URUGUAIANA JN PREVISÃO

João Eichbaum

Ainda o artigo 142

O atrofiado vernáculo empregado no artigo 142 da Constituição revela o grau de cultura dos constituintes: "as Forças Armadas, constituídas pela Marinha, pelo Exército e pela Aeronáutica, são instituições nacionais permanentes e regulares, organizadas com base na hierarquia e na disciplina, sob a autoridade suprema do Presidente da República, e destinam-se à defesa da Pátria, à garantia dos poderes constitucionais e, por iniciativa de qualquer destes, da lei e da ordem".

O uso da conjunção aditiva "e", ("e destinam-se") para ligar a oração principal a uma oração explicativa, violou a natureza dessa última. Sendo oração subordinada, ela foi transformada em coordenada sindética.

Do Direito mal escrito não se pode extrair raciocínio depurado pela lógica. As impropriedades gramaticais tiram a clareza da expressão. Então cada jurista toma o rumo que lhe convém, ou que caiba no tamanho de sua cultura.

Em artigo publicado no jornal Valor, as jornalistas Isadora Peron e Luíza Martins transcrevem trechos de uma entrevista com Gilmar Mendes. Segundo elas "o ministro não vê como papel das Forças Armadas avaliar quando um Poder invade a competência do outro". E mais disse o loquaz Gilmar: "Acho que se instalou no país uma grande loucura, uma grande confusão. Recentemente eu disse que essa tese é uma tese de lunáticos. É uma viagem de lunáticos. O artigo 142 tem uma discussão muito importante que é a missão das Forças Armadas para proteger poderes constitucionais e assegurar a lei e a ordem a pedido de um dos Poderes, mas é só isso".

O que Gilmar Mendes não disse, mas deveria dizer, se conhece a fundo o Direito Constitucional, é que o artigo 142 não é autoexecutável. Ele precisa de uma lei que o torne exequível, se e quando necessário for.
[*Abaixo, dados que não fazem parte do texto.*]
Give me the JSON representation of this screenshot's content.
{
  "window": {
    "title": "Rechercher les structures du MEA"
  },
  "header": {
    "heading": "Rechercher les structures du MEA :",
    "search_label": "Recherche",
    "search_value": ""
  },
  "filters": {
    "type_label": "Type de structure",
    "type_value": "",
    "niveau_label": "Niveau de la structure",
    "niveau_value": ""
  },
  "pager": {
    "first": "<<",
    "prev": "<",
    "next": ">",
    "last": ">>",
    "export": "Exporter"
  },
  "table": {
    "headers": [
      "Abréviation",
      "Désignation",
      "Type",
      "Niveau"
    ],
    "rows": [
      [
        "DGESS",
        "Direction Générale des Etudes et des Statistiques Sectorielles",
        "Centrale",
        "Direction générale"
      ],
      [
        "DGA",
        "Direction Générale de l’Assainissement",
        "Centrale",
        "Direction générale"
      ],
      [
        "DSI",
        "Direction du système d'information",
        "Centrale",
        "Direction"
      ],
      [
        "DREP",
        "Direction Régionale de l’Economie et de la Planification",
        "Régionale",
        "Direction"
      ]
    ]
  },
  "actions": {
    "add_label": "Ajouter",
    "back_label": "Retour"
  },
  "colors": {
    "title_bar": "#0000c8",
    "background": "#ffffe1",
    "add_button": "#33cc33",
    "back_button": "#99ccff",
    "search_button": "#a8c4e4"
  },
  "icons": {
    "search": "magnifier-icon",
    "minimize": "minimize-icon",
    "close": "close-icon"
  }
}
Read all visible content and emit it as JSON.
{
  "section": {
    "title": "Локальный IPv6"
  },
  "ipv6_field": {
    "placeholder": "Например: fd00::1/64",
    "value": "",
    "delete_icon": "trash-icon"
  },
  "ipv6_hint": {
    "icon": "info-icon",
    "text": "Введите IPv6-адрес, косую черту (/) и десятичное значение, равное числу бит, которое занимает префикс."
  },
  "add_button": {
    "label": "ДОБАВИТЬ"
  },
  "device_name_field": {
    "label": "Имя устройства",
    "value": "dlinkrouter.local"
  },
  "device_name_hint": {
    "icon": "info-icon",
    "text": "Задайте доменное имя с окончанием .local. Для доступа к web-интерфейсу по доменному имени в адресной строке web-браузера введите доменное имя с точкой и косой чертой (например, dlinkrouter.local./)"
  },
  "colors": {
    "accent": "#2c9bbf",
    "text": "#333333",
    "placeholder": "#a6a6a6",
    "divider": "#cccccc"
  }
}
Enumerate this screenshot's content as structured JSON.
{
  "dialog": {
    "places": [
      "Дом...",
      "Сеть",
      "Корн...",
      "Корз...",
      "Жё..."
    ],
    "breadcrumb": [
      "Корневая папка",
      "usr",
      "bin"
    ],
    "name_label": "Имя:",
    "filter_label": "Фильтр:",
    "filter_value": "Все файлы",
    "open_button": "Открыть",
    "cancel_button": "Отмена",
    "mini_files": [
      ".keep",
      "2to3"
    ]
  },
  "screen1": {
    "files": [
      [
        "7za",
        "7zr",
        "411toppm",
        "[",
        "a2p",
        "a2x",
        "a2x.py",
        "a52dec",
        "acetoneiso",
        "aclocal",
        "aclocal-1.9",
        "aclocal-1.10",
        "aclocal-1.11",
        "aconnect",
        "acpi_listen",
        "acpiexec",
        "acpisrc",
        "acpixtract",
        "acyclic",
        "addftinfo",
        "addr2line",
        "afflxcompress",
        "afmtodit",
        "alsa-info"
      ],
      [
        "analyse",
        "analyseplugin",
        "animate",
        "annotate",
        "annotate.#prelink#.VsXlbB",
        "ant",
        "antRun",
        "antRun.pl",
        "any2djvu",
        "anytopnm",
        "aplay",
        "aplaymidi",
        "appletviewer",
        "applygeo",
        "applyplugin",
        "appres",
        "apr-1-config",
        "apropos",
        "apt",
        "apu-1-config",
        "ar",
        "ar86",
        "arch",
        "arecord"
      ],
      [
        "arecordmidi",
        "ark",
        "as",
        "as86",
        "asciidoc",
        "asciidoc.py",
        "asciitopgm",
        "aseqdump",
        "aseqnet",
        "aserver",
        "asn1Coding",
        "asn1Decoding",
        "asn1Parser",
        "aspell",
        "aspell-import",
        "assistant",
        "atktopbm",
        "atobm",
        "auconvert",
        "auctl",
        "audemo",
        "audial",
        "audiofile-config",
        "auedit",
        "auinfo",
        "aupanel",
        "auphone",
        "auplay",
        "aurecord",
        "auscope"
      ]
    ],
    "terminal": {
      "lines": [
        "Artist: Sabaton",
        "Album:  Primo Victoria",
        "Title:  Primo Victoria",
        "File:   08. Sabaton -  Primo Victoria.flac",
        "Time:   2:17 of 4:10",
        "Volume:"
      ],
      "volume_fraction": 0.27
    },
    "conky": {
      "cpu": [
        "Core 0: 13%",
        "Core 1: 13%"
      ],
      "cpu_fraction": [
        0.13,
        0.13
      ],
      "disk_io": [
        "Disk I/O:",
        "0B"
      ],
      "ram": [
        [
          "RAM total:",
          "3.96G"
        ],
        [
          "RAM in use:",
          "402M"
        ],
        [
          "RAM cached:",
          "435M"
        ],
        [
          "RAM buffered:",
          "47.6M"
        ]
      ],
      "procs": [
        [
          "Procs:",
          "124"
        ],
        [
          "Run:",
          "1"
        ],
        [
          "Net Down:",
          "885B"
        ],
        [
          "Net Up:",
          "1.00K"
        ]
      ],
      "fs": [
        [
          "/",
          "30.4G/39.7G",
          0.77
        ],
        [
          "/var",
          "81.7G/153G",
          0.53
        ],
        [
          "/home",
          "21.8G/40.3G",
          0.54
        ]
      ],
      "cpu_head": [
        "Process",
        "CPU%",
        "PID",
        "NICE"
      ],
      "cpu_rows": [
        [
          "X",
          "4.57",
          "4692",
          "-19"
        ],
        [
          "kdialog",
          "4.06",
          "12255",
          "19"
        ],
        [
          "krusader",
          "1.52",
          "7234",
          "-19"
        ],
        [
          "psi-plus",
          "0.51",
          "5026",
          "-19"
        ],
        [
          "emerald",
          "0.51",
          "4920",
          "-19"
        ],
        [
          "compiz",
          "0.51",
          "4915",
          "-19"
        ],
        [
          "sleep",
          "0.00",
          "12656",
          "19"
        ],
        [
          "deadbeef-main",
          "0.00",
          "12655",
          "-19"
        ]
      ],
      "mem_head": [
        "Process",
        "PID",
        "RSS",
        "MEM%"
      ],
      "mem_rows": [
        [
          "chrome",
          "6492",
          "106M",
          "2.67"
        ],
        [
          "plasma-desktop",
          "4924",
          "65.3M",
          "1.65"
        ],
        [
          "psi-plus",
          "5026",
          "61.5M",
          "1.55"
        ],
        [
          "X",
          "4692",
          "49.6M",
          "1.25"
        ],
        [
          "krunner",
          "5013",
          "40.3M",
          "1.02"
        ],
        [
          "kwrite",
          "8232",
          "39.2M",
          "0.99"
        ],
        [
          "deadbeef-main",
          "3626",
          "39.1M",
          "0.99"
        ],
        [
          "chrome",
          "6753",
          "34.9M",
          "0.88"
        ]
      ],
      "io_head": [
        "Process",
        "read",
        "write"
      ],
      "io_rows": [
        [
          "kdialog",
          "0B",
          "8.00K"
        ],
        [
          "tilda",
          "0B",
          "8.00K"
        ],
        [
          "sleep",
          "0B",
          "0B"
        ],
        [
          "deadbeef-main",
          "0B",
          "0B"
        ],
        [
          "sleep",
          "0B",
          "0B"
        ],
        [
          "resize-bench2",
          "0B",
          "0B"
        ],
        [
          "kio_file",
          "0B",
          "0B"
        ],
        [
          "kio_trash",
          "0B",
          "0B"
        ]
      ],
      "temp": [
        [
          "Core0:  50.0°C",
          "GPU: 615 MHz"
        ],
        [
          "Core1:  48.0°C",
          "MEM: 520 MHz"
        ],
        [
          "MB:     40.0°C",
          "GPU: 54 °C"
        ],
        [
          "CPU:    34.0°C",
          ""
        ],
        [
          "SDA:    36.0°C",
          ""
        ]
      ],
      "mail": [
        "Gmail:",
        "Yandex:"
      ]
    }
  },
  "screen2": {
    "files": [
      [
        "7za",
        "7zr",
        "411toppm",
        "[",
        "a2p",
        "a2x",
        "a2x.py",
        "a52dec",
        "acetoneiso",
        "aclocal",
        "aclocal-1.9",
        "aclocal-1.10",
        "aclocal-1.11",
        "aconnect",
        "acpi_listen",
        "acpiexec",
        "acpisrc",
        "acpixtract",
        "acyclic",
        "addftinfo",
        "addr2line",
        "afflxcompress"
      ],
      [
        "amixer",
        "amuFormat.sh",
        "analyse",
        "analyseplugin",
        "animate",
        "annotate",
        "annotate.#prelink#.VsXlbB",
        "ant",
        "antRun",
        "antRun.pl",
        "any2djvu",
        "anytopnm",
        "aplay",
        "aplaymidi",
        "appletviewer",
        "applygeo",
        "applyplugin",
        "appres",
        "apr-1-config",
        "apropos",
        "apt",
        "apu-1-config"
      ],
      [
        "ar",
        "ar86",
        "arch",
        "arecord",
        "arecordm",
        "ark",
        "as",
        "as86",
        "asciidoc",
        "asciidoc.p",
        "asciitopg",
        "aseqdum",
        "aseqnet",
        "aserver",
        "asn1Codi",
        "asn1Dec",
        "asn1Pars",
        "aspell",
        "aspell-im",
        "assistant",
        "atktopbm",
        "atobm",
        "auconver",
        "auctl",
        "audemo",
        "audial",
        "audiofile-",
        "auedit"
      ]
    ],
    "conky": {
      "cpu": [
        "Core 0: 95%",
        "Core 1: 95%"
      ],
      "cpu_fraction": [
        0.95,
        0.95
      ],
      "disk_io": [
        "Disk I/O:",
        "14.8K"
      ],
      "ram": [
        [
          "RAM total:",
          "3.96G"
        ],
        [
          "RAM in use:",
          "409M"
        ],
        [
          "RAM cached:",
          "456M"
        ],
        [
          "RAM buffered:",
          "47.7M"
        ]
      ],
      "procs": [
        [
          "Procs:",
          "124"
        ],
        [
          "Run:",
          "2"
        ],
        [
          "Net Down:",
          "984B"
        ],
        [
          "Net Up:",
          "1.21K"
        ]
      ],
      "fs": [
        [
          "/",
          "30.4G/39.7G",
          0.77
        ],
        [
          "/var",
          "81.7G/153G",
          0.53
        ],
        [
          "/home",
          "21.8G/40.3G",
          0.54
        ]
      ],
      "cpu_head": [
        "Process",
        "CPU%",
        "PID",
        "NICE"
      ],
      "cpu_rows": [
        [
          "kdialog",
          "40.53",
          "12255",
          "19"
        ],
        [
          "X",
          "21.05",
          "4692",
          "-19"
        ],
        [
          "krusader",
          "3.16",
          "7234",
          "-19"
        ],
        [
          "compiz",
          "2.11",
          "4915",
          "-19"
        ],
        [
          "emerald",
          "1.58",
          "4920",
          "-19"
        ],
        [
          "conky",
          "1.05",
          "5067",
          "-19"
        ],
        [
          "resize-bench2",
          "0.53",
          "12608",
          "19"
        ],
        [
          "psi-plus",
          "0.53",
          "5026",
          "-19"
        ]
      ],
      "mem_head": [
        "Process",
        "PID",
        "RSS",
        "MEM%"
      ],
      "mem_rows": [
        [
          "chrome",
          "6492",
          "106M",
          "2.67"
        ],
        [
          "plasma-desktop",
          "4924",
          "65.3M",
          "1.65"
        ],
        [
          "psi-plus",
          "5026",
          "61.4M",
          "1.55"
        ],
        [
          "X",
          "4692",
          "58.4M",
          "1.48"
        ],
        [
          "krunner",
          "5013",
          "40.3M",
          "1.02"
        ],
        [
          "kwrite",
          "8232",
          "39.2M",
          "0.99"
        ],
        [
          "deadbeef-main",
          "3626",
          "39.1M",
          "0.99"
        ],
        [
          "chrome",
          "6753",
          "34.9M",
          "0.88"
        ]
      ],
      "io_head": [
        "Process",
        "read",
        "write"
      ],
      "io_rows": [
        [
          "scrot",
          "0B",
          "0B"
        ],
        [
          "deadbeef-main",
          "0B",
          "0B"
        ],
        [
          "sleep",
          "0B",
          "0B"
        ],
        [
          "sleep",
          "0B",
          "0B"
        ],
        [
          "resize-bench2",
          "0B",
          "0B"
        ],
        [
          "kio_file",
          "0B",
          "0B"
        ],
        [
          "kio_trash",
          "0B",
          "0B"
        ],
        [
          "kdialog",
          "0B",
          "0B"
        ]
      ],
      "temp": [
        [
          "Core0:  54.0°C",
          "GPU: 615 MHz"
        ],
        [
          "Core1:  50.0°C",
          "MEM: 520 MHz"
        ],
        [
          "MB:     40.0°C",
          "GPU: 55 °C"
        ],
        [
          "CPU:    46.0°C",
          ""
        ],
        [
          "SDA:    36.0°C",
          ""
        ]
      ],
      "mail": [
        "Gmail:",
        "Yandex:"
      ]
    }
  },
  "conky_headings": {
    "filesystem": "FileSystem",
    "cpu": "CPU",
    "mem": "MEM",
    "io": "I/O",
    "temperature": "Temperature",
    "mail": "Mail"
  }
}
E aí se apresenta com tal finalidade a Lei Complementar nº 97.

No artigo 15 ela estabelece que "o emprego das Forças Armadas na defesa da Pátria e na garantia dos poderes constitucionais, da lei e da ordem, e na participação em operações de paz, é de responsabilidade do Presidente da República..." E nos §§ 1º e 2º atribui ao Presidente a iniciativa e diretrizes nas operações das FFAA em casos tais.

Agora o Fux, em Ação Direta de Inconstitucionalidade desse artigo, deferiu estranha liminar, descumprindo o art. 10 da Lei 9868/99, já que existem sessões virtuais, dizendo que "a chefia das Forças Armadas é poder limitado, excluindo-se qualquer interpretação que permita sua utilização para indevidas intromissões no independente funcionamento dos outros Poderes, relacionando-se a autoridade sobre as Forças Armadas às competências materiais atribuídas pela Constituição ao Presidente da República".

A redação obscura e coleante da decisão viaja entre a vacilação e mal difarçada timidez. Dessa pobreza dialética emerge apenas a ideia de que, para a democracia, valem mais os erros de onze togados do que a disciplina de milhares de soldados. Mas o certo é que, entre os poderes constitucionais, não existe dança de cadeiras, e alguém precisa ter coragem para terminar com o baile.